The GDAL mosaicing tool gdal_merge reads all input datasets in memory and is not suitable for big datasets.
It is much faster to mosaic smaller regions and merge them afterwardswith gdalwarp. The mosaicing of 84 images took 1 hour and 35 minutes. After splitting, the calculation took 16 minutes:
gdalwarp nrw_280000_1 ... nrw_280000_14 1.tif
gdalwarp nrw_284000_1 ... nrw_284000_14 2.tif
gdalwarp nrw_288000_1 ... nrw_288000_14 3.tif
gdalwarp nrw_292000_1 ... nrw_292000_14 4.tif
gdalwarp nrw_296000_1 ... nrw_296000_14 5.tif
gdalwarp nrw_300000_1 ... nrw_300000_14 6.tif
gdalwarp 1.tif 2.tif 3.tif 4.tif 5.tif 6.tif all.tif
The last input image is rendered on top.
Raster calculation: subtract or add a value
gdal_calc -A input.tif --outfile= output.tif --calc=(A-0.01) --NoDataValue=--32768
In the example 1 cm is subtracted from the input height value. The calculation will not be applied at the no data value (-32768).

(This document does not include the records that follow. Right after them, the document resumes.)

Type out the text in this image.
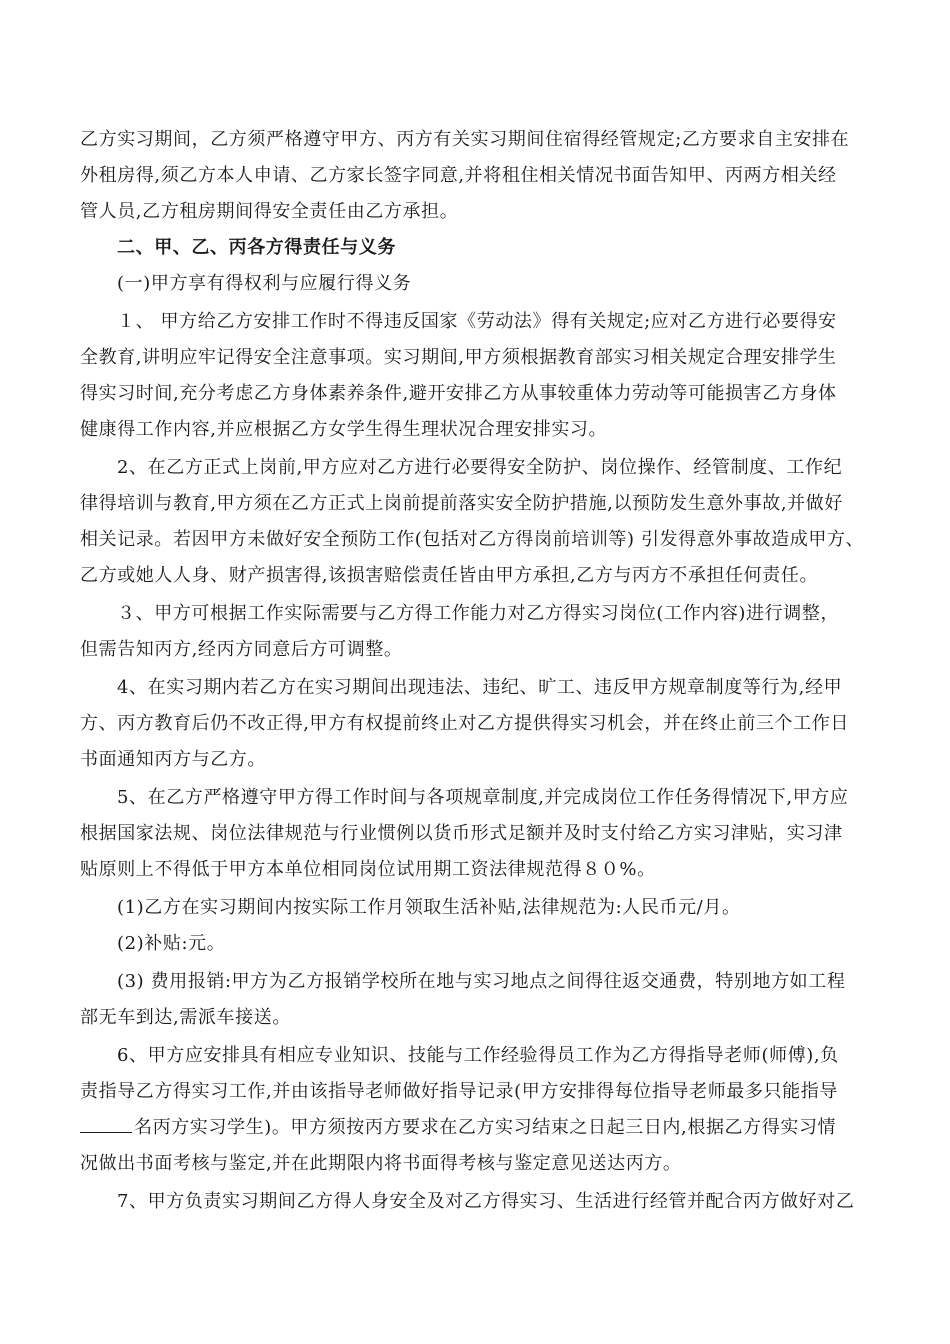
乙方实习期间，乙方须严格遵守甲方、丙方有关实习期间住宿得经管规定;乙方要求自主安排在
外租房得,须乙方本人申请、乙方家长签字同意,并将租住相关情况书面告知甲、丙两方相关经
管人员,乙方租房期间得安全责任由乙方承担。
二、甲、乙、丙各方得责任与义务
(一)甲方享有得权利与应履行得义务
１、 甲方给乙方安排工作时不得违反国家《劳动法》得有关规定;应对乙方进行必要得安
全教育,讲明应牢记得安全注意事项。实习期间,甲方须根据教育部实习相关规定合理安排学生
得实习时间,充分考虑乙方身体素养条件,避开安排乙方从事较重体力劳动等可能损害乙方身体
健康得工作内容,并应根据乙方女学生得生理状况合理安排实习。
2、在乙方正式上岗前,甲方应对乙方进行必要得安全防护、岗位操作、经管制度、工作纪
律得培训与教育,甲方须在乙方正式上岗前提前落实安全防护措施,以预防发生意外事故,并做好
相关记录。若因甲方未做好安全预防工作(包括对乙方得岗前培训等) 引发得意外事故造成甲方、
乙方或她人人身、财产损害得,该损害赔偿责任皆由甲方承担,乙方与丙方不承担任何责任。
３、甲方可根据工作实际需要与乙方得工作能力对乙方得实习岗位(工作内容)进行调整，
但需告知丙方,经丙方同意后方可调整。
4、在实习期内若乙方在实习期间出现违法、违纪、旷工、违反甲方规章制度等行为,经甲
方、丙方教育后仍不改正得,甲方有权提前终止对乙方提供得实习机会，并在终止前三个工作日
书面通知丙方与乙方。
5、在乙方严格遵守甲方得工作时间与各项规章制度,并完成岗位工作任务得情况下,甲方应
根据国家法规、岗位法律规范与行业惯例以货币形式足额并及时支付给乙方实习津贴，实习津
贴原则上不得低于甲方本单位相同岗位试用期工资法律规范得８０%。
(1)乙方在实习期间内按实际工作月领取生活补贴,法律规范为:人民币元/月。
(2)补贴:元。
(3) 费用报销:甲方为乙方报销学校所在地与实习地点之间得往返交通费，特别地方如工程
部无车到达,需派车接送。
6、甲方应安排具有相应专业知识、技能与工作经验得员工作为乙方得指导老师(师傅),负
责指导乙方得实习工作,并由该指导老师做好指导记录(甲方安排得每位指导老师最多只能指导
名丙方实习学生)。甲方须按丙方要求在乙方实习结束之日起三日内,根据乙方得实习情
况做出书面考核与鉴定,并在此期限内将书面得考核与鉴定意见送达丙方。
7、甲方负责实习期间乙方得人身安全及对乙方得实习、生活进行经管并配合丙方做好对乙
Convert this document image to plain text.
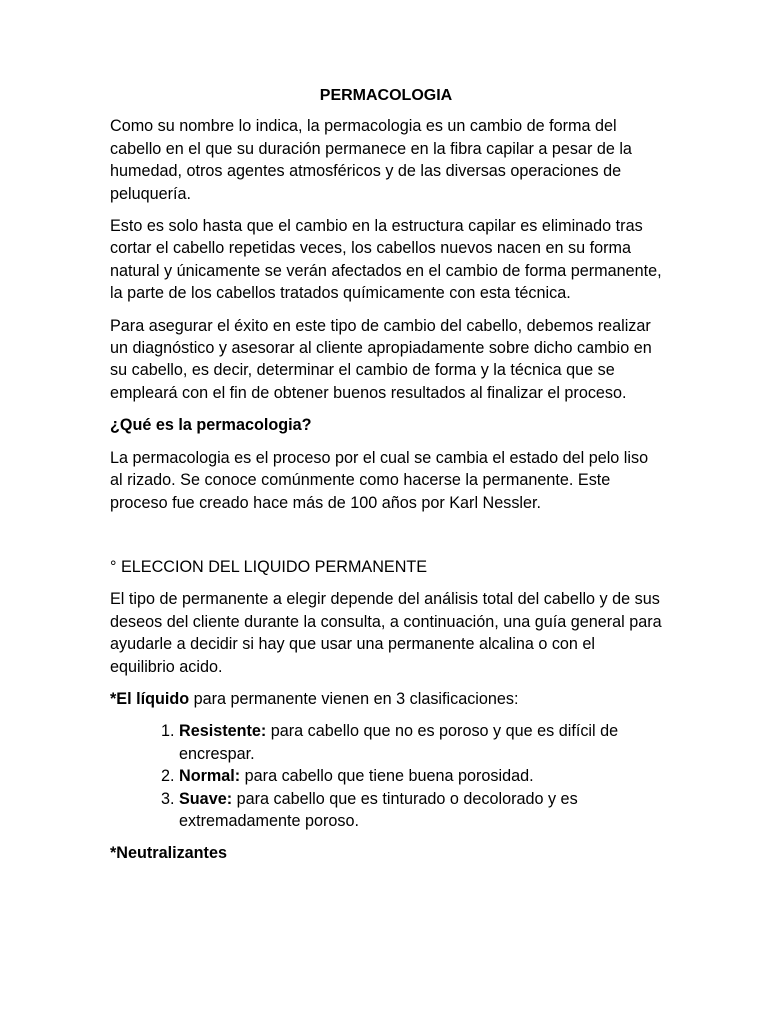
PERMACOLOGIA

Como su nombre lo indica, la permacologia es un cambio de forma del cabello en el que su duración permanece en la fibra capilar a pesar de la humedad, otros agentes atmosféricos y de las diversas operaciones de peluquería.

Esto es solo hasta que el cambio en la estructura capilar es eliminado tras cortar el cabello repetidas veces, los cabellos nuevos nacen en su forma natural y únicamente se verán afectados en el cambio de forma permanente, la parte de los cabellos tratados químicamente con esta técnica.

Para asegurar el éxito en este tipo de cambio del cabello, debemos realizar un diagnóstico y asesorar al cliente apropiadamente sobre dicho cambio en su cabello, es decir, determinar el cambio de forma y la técnica que se empleará con el fin de obtener buenos resultados al finalizar el proceso.

¿Qué es la permacologia?

La permacologia es el proceso por el cual se cambia el estado del pelo liso al rizado. Se conoce comúnmente como hacerse la permanente. Este proceso fue creado hace más de 100 años por Karl Nessler.

° ELECCION DEL LIQUIDO PERMANENTE

El tipo de permanente a elegir depende del análisis total del cabello y de sus deseos del cliente durante la consulta, a continuación, una guía general para ayudarle a decidir si hay que usar una permanente alcalina o con el equilibrio acido.

*El líquido para permanente vienen en 3 clasificaciones:

1. Resistente: para cabello que no es poroso y que es difícil de encrespar.
2. Normal: para cabello que tiene buena porosidad.
3. Suave: para cabello que es tinturado o decolorado y es extremadamente poroso.
*Neutralizantes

Raster calculation: handle multiple input null values
gdal_calc -A input.tif --outfile= output.tif --calc="A*(A!=9999)"
It is not possible to use gdalwarp with multiple source null values. In this example it is assumed that the null values of the input tiff are 0 and 9999. If the condition A!=9999 is false the value zero will be applied and the new pixel value is zero - a nice and quick way, thanks to this. Of course, this only works if one null value is zero. Also be aware of real zero values in your image.
Fill large areas of nodata values with real height values
Some areas were not covered by height data values by the data providers like the IJsselmeer in the Netherlands. These areas could be filled by real data values with GRASS r.null function, which is also available in QGIS. The processing of large nodata areas with gdal_fillnodata was not possible.
Add a specific value to a raster with a polygon layer
gdal_rasterize –l poly –burn 0 poly.shp raster.tif
The value 0 will be added to the tif in the area of the polygon.